Sairo is a single Docker container that indexes your bucket into SQLite FTS5 and gives you full-text search in 2.4ms (p50) across 134K objects / 38 TB. No external databases, no microservices, no message queues.
What it does: - Instant search across all your objects (SQLite FTS5, 1,300 objects/sec indexing) - File preview for 45+ formats — Parquet schemas, CSV tables, PDFs, images, code - Password-protected share links with expiration - Version management — browse, restore, purge versions and delete markers - Storage analytics with growth trend charts - RBAC, 2FA, OAuth, LDAP, audit logging - CLI with 24 commands (brew install ashwathstephen/sairo/sairo)
Works with AWS S3, MinIO, Cloudflare R2, Wasabi, Backblaze B2, Ceph, and any S3-compatible endpoint.
docker run -d -p 8000:8000 \
-e S3_ENDPOINT=https://your-endpoint.com \
-e S3_ACCESS_KEY=xxx -e S3_SECRET_KEY=xxx \
stephenjr002/sairo
Site: https://sairo.dev
GitHub: https://github.com/AshwathStephen/sairoI'd love honest feedback — what's missing, what would make you actually switch to this?
ashwathstephen•2h ago
I manage ~160 TB of Apache Iceberg table data across multiple S3-compatible backends (Leaseweb object storage, not AWS).
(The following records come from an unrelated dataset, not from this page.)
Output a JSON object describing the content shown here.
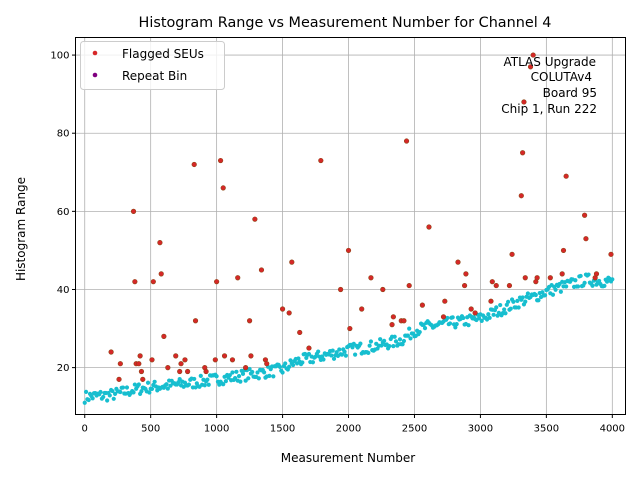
{
  "chart_data": {
    "type": "scatter",
    "title": "Histogram Range vs Measurement Number for Channel 4",
    "xlabel": "Measurement Number",
    "ylabel": "Histogram Range",
    "xlim": [
      -70,
      4100
    ],
    "ylim": [
      8,
      104.5
    ],
    "xticks": [
      0,
      500,
      1000,
      1500,
      2000,
      2500,
      3000,
      3500,
      4000
    ],
    "yticks": [
      20,
      40,
      60,
      80,
      100
    ],
    "grid": true,
    "legend_position": "top-left",
    "colors": {
      "normal": "#17becf",
      "flagged": "#d62728",
      "flagged_edge": "#8b4513",
      "repeat": "#800080"
    },
    "legend": [
      {
        "label": "Flagged SEUs",
        "color": "#d62728"
      },
      {
        "label": "Repeat Bin",
        "color": "#800080"
      }
    ],
    "annotation": [
      "ATLAS Upgrade",
      "COLUTAv4",
      "Board 95",
      "Chip 1, Run 222"
    ],
    "normal_band": [
      [
        0,
        12.5
      ],
      [
        200,
        13
      ],
      [
        400,
        14.5
      ],
      [
        500,
        15
      ],
      [
        800,
        16
      ],
      [
        1100,
        17.5
      ],
      [
        1300,
        18.5
      ],
      [
        1500,
        19.5
      ],
      [
        1600,
        21.5
      ],
      [
        1800,
        23
      ],
      [
        2000,
        24.5
      ],
      [
        2200,
        25.5
      ],
      [
        2400,
        27
      ],
      [
        2500,
        29.5
      ],
      [
        2600,
        30.5
      ],
      [
        2800,
        31.5
      ],
      [
        3000,
        32.5
      ],
      [
        3100,
        34
      ],
      [
        3200,
        35.5
      ],
      [
        3300,
        37
      ],
      [
        3400,
        38
      ],
      [
        3500,
        39.5
      ],
      [
        3700,
        41.5
      ],
      [
        3800,
        42.5
      ],
      [
        4000,
        42
      ]
    ],
    "flagged_points": [
      [
        200,
        24
      ],
      [
        260,
        17
      ],
      [
        270,
        21
      ],
      [
        370,
        60
      ],
      [
        380,
        42
      ],
      [
        390,
        21
      ],
      [
        410,
        21
      ],
      [
        420,
        23
      ],
      [
        430,
        19
      ],
      [
        440,
        17
      ],
      [
        510,
        22
      ],
      [
        520,
        42
      ],
      [
        570,
        52
      ],
      [
        580,
        44
      ],
      [
        600,
        28
      ],
      [
        630,
        20
      ],
      [
        690,
        23
      ],
      [
        720,
        19
      ],
      [
        730,
        21
      ],
      [
        760,
        22
      ],
      [
        780,
        19
      ],
      [
        830,
        72
      ],
      [
        840,
        32
      ],
      [
        910,
        20
      ],
      [
        920,
        19
      ],
      [
        990,
        22
      ],
      [
        1000,
        42
      ],
      [
        1030,
        73
      ],
      [
        1050,
        66
      ],
      [
        1060,
        23
      ],
      [
        1120,
        22
      ],
      [
        1160,
        43
      ],
      [
        1220,
        20
      ],
      [
        1250,
        32
      ],
      [
        1260,
        23
      ],
      [
        1290,
        58
      ],
      [
        1340,
        45
      ],
      [
        1370,
        22
      ],
      [
        1380,
        21
      ],
      [
        1500,
        35
      ],
      [
        1550,
        34
      ],
      [
        1570,
        47
      ],
      [
        1630,
        29
      ],
      [
        1700,
        25
      ],
      [
        1790,
        73
      ],
      [
        1940,
        40
      ],
      [
        2000,
        50
      ],
      [
        2010,
        30
      ],
      [
        2100,
        35
      ],
      [
        2170,
        43
      ],
      [
        2260,
        40
      ],
      [
        2330,
        31
      ],
      [
        2340,
        33
      ],
      [
        2400,
        32
      ],
      [
        2420,
        32
      ],
      [
        2440,
        78
      ],
      [
        2460,
        41
      ],
      [
        2560,
        36
      ],
      [
        2610,
        56
      ],
      [
        2720,
        33
      ],
      [
        2730,
        37
      ],
      [
        2830,
        47
      ],
      [
        2880,
        41
      ],
      [
        2890,
        44
      ],
      [
        2930,
        35
      ],
      [
        2960,
        34
      ],
      [
        3080,
        37
      ],
      [
        3090,
        42
      ],
      [
        3120,
        41
      ],
      [
        3220,
        41
      ],
      [
        3240,
        49
      ],
      [
        3310,
        64
      ],
      [
        3320,
        75
      ],
      [
        3330,
        88
      ],
      [
        3340,
        43
      ],
      [
        3380,
        97
      ],
      [
        3400,
        100
      ],
      [
        3420,
        42
      ],
      [
        3430,
        43
      ],
      [
        3530,
        43
      ],
      [
        3620,
        44
      ],
      [
        3630,
        50
      ],
      [
        3650,
        69
      ],
      [
        3790,
        59
      ],
      [
        3800,
        53
      ],
      [
        3870,
        43
      ],
      [
        3880,
        44
      ],
      [
        3990,
        49
      ]
    ],
    "repeat_points": []
  }
}
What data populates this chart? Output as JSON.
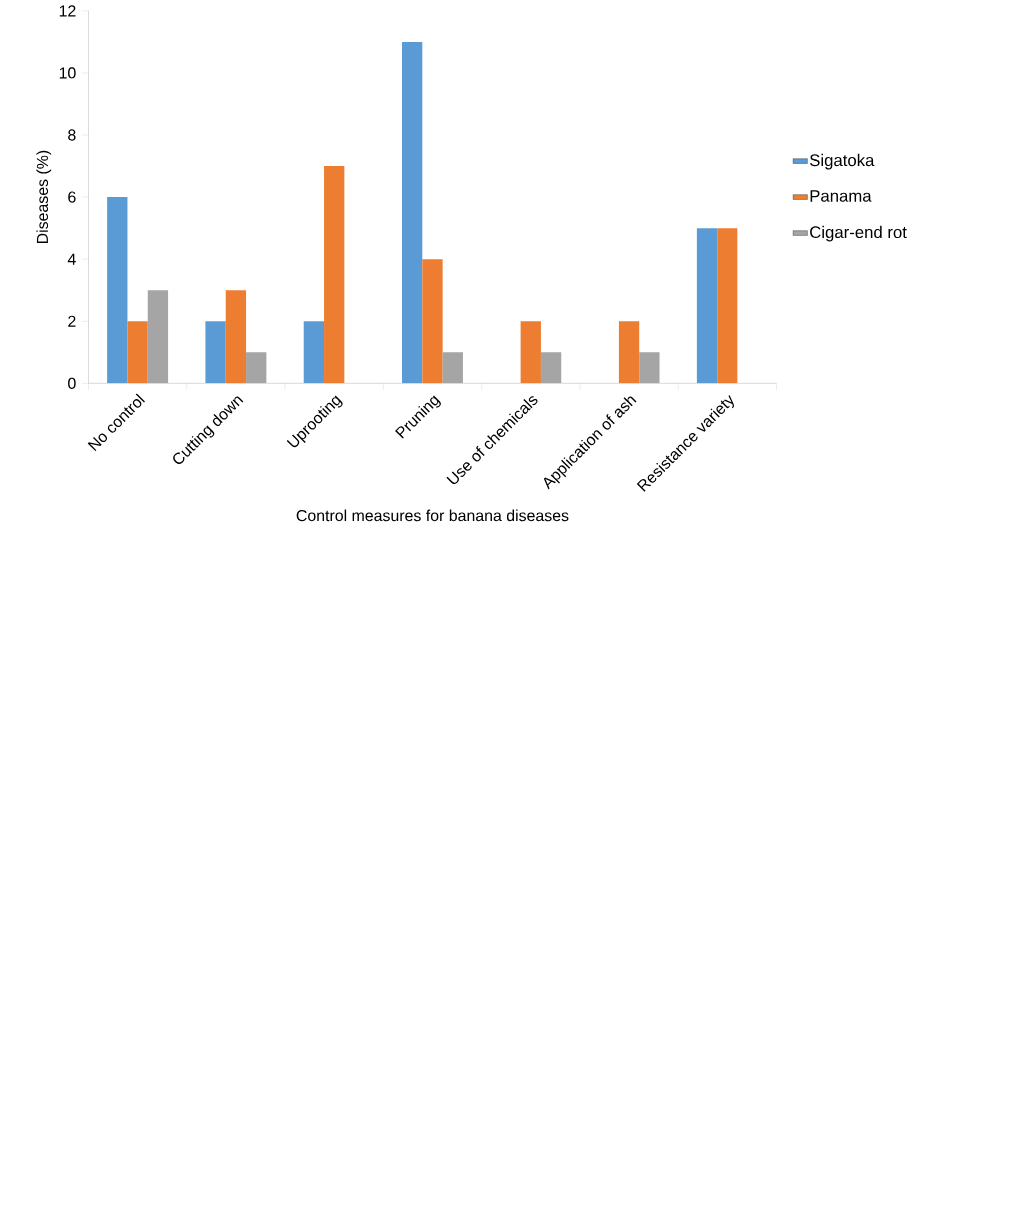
{
  "chart_data": {
    "type": "bar",
    "xlabel": "Control measures for banana diseases",
    "ylabel": "Diseases (%)",
    "categories": [
      "No control",
      "Cutting down",
      "Uprooting",
      "Pruning",
      "Use of chemicals",
      "Application of ash",
      "Resistance variety"
    ],
    "series": [
      {
        "name": "Sigatoka",
        "color": "#5b9bd5",
        "values": [
          6,
          2,
          2,
          11,
          0,
          0,
          5
        ]
      },
      {
        "name": "Panama",
        "color": "#ed7d31",
        "values": [
          2,
          3,
          7,
          4,
          2,
          2,
          5
        ]
      },
      {
        "name": "Cigar-end rot",
        "color": "#a5a5a5",
        "values": [
          3,
          1,
          0,
          1,
          1,
          1,
          0
        ]
      }
    ],
    "ylim": [
      0,
      12
    ],
    "yticks": [
      0,
      2,
      4,
      6,
      8,
      10,
      12
    ],
    "grid": false,
    "legend": "right"
  }
}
The AWS console and mc CLI were the only options for browsing, and both are painfully slow for large buckets — 14 seconds to search in the console, 3 minutes to enumerate with mc.
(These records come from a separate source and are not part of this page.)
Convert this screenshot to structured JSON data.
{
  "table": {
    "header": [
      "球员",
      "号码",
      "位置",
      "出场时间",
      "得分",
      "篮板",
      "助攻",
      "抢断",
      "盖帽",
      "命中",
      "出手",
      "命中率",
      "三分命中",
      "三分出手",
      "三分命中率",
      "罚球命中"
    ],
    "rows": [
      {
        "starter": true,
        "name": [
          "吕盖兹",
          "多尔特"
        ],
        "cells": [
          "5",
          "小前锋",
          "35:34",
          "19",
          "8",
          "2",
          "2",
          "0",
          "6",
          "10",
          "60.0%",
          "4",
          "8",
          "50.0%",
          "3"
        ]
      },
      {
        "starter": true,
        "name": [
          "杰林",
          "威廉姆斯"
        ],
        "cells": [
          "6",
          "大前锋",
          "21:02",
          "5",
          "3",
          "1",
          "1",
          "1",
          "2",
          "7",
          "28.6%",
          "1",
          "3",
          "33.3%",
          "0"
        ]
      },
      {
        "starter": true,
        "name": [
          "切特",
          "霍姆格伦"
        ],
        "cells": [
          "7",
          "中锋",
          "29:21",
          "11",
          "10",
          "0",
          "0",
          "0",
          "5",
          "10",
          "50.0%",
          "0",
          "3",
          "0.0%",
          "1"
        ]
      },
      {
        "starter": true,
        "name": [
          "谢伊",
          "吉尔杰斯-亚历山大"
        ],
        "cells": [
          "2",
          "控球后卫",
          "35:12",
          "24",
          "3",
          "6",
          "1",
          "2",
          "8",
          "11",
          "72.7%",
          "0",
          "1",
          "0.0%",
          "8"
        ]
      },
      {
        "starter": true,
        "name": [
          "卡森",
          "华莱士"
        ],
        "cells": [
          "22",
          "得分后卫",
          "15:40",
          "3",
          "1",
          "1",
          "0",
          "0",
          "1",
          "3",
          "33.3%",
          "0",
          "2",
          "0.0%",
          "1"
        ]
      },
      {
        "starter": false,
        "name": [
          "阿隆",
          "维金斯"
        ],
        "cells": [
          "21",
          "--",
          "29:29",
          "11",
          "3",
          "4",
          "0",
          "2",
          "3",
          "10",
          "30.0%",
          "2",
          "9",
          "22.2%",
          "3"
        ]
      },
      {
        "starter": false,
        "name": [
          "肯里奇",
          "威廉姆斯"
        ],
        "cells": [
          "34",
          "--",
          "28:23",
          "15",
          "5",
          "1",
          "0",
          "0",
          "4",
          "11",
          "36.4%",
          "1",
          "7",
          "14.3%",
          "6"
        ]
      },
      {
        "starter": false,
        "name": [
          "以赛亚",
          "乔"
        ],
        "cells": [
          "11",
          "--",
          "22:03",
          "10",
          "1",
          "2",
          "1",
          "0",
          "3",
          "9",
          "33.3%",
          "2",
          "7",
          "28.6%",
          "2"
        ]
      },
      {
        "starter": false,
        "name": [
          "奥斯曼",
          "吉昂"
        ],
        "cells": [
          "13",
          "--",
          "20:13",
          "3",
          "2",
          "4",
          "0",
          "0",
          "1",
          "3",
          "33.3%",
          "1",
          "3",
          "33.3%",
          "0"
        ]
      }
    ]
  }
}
The core idea is simple: a background crawler indexes every object key into SQLite FTS5 (about 1,300 objects/sec), and then search is just a local full-text query. No external database needed — each bucket gets its own SQLite file in WAL mode.
A few things I'm particularly happy with: - Parquet/ORC/Avro schema preview without downloading the file (reads just the footer bytes via range requests) - Version scanner that finds hidden delete markers and ghost objects that the S3 API doesn't surface in normal listings - Works the same across AWS, MinIO, R2, Wasabi, B2, Ceph — tested against all of them
What I'm still figuring out: how to handle buckets with 10M+ objects efficiently. The current crawler works well up to ~500K but I'd love ideas on scaling the indexing beyond that.
Happy to answer questions about the architecture or S3 provider quirks.